Stents are merit goods and their availability is important, since there is under allocation of resources, as we can see under consumption of stents in the diagram the present quantity is Q while the socially optimal quantity is Q*.
In the consumption of stents, the benefit to the to the society is more than the private benefit i.e. MPB<MSB, the triangle formed by extending the quantity of stents demanded is the potential welfare Gain.
The red dotted line in the graph shows the vertical difference between the present equilibrium and the socially optimal equilibrium.
Since the quantity of stents demanded isn’t the socially optimal quantity accepted by the society, and there is under consumption of resources, which gives a signal to the government that there is a need for the government to intervene and make the market efficient
“To ensure the availability of all the brands of coronary stents and ensure that no disruption is caused in the supply chain because of printing new MRPs.”2
2 Excerpt from the article above
A price ceiling/Cap is a government forced price control, or point of confinement, on how high a cost is charged for a good (here Rs.27880 is the price ceiling).Such conditions can happen if the good is a necessity which will make the goods un-affordable for the people.
Since price will no longer cater to the signaling incentives the firm might use non-price rationing mechanisms which include first come-first serve basis, distribution of coupons, long queuing or even selling on favoritism.
The equilibrium price p* is no more the price for which the goods are sold, the goods are now sold at the price Pc which is below the equilibrium and the demand of the goods have increased from Q* to Qd while the supply in the other hand has decreased for Q* to Qs.
“The stents which were previously sold for Rs.30180 will now be sold at Rs. 27880.”
This might have an Impact on all the stakeholders which are as follows as follows- The Consumers, consumer surplus increases while the producer surplus decreases It increases the personal disposable income of the consumers and they gain.
The workers might lose their jobs as the profits made by the firms are really low, so to cut down cost, the firm might have to decrease the number labors.
The Producers are clearly in a loss as they no longer receive the old equilibrium price Rs.301803 and aren’t able to make sufficient profits required to cover the costs, when we see from the welfare analysis, the producer surplus decreases in size.

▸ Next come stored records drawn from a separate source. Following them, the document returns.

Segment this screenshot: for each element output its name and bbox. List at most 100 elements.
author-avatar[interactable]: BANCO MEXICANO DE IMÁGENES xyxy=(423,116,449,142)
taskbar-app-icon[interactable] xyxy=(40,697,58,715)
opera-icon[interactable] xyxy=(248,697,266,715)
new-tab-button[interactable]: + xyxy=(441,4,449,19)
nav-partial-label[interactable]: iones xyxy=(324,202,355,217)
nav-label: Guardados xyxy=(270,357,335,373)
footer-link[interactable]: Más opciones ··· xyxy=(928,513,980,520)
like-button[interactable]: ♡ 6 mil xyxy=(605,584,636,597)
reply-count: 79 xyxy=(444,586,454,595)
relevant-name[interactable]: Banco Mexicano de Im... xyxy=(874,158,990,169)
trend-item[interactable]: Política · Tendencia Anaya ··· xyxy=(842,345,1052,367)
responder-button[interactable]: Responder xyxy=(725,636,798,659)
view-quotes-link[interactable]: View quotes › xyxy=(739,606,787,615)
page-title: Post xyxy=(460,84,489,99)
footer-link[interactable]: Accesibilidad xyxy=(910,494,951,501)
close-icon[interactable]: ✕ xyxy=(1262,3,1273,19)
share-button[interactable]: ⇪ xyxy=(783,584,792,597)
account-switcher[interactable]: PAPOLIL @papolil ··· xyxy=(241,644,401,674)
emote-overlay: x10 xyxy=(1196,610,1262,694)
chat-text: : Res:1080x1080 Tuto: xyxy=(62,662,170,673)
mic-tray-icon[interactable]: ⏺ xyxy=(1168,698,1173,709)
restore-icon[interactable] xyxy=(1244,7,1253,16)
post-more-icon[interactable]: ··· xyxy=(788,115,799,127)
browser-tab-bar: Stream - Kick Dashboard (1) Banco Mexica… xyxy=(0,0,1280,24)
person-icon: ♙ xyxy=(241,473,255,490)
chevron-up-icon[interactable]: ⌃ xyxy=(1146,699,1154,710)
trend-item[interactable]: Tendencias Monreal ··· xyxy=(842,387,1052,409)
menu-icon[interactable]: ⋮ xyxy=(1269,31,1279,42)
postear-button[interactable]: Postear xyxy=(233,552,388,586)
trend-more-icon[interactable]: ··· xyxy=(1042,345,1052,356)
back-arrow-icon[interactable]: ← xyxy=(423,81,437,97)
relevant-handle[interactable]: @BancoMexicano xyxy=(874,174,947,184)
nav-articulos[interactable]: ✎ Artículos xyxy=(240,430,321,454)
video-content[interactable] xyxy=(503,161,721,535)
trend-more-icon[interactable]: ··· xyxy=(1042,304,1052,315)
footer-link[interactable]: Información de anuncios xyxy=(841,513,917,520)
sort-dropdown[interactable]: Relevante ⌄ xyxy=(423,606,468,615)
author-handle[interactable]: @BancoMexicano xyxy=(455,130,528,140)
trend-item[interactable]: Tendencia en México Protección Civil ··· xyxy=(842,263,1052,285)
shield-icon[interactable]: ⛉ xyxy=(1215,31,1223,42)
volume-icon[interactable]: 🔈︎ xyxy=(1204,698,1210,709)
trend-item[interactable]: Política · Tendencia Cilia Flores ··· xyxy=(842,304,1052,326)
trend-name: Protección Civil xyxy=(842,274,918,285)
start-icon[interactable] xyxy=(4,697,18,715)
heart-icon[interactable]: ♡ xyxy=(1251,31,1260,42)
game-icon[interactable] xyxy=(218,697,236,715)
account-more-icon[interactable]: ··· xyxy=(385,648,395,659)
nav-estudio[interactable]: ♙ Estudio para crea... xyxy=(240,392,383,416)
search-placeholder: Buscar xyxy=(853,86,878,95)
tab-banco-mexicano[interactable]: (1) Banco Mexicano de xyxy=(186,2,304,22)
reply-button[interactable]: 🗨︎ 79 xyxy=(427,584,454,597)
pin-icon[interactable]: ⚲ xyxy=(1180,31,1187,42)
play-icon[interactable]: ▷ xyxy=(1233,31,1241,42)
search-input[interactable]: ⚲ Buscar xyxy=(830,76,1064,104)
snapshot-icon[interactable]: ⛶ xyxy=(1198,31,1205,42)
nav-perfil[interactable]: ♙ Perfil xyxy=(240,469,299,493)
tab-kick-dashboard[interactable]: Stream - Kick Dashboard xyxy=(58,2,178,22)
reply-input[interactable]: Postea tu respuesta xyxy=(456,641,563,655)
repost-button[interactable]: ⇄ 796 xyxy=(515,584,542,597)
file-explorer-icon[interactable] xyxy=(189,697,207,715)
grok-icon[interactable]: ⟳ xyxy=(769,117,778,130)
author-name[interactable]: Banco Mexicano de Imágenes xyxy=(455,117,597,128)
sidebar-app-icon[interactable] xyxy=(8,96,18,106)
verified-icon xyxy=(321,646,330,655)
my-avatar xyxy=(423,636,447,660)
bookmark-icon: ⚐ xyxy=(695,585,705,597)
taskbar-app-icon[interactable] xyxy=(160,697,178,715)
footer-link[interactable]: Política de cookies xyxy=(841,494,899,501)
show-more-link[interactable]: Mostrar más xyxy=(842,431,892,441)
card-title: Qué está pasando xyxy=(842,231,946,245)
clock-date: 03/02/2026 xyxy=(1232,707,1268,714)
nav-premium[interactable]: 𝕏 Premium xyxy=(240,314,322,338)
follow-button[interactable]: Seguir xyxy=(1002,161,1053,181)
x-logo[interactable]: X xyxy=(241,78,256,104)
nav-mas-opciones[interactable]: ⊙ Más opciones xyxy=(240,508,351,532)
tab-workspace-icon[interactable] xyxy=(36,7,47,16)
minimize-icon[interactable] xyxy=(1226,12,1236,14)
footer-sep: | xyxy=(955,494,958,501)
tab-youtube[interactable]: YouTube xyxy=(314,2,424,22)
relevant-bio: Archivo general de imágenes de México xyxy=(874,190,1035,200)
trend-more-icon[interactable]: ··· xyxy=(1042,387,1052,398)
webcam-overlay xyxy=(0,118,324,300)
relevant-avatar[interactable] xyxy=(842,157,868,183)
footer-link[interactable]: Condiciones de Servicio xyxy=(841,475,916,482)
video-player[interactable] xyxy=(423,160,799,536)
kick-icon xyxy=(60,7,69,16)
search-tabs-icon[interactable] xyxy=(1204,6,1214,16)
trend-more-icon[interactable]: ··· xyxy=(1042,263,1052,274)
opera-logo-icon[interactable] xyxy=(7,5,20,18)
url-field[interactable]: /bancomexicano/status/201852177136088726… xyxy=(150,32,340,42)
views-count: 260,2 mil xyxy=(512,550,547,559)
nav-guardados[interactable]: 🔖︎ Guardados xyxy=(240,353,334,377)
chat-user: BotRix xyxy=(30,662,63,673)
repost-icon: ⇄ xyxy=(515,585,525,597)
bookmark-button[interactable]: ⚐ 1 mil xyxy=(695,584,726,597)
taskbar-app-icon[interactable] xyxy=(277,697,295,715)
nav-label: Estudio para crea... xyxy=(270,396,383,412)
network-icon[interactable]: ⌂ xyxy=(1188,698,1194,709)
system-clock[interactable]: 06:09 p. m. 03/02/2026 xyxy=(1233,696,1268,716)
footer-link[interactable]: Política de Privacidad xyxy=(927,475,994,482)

The government gains, as they gain political recognition and popularity amongst the people and they also gain if they used to provide subsidized rates for stents in the government hospitals which will no longer be needed, therefore they can use this money in other projects and this will have a positive impact on the government budget (opportunity cost will also be involved).
Since there is welfare loss involved, there will be a market failure.The price ceiling which has been implemented will be beneficial for the society, as the stents are merit goods and is required for medical purposes.
Everyone has the right to live and therefore it was very important to make these stents affordable for everyone and the price ceiling was one step towards this cause which leads to a positive production Externality.
This in turn is a gain to the society as a whole but It can also act as an incentive for Underground / parallel market since there will be dis-satisfied consumers, the chances for a shadow market to join might therefore increase, leads to income inequality and the producer surplus shrinks.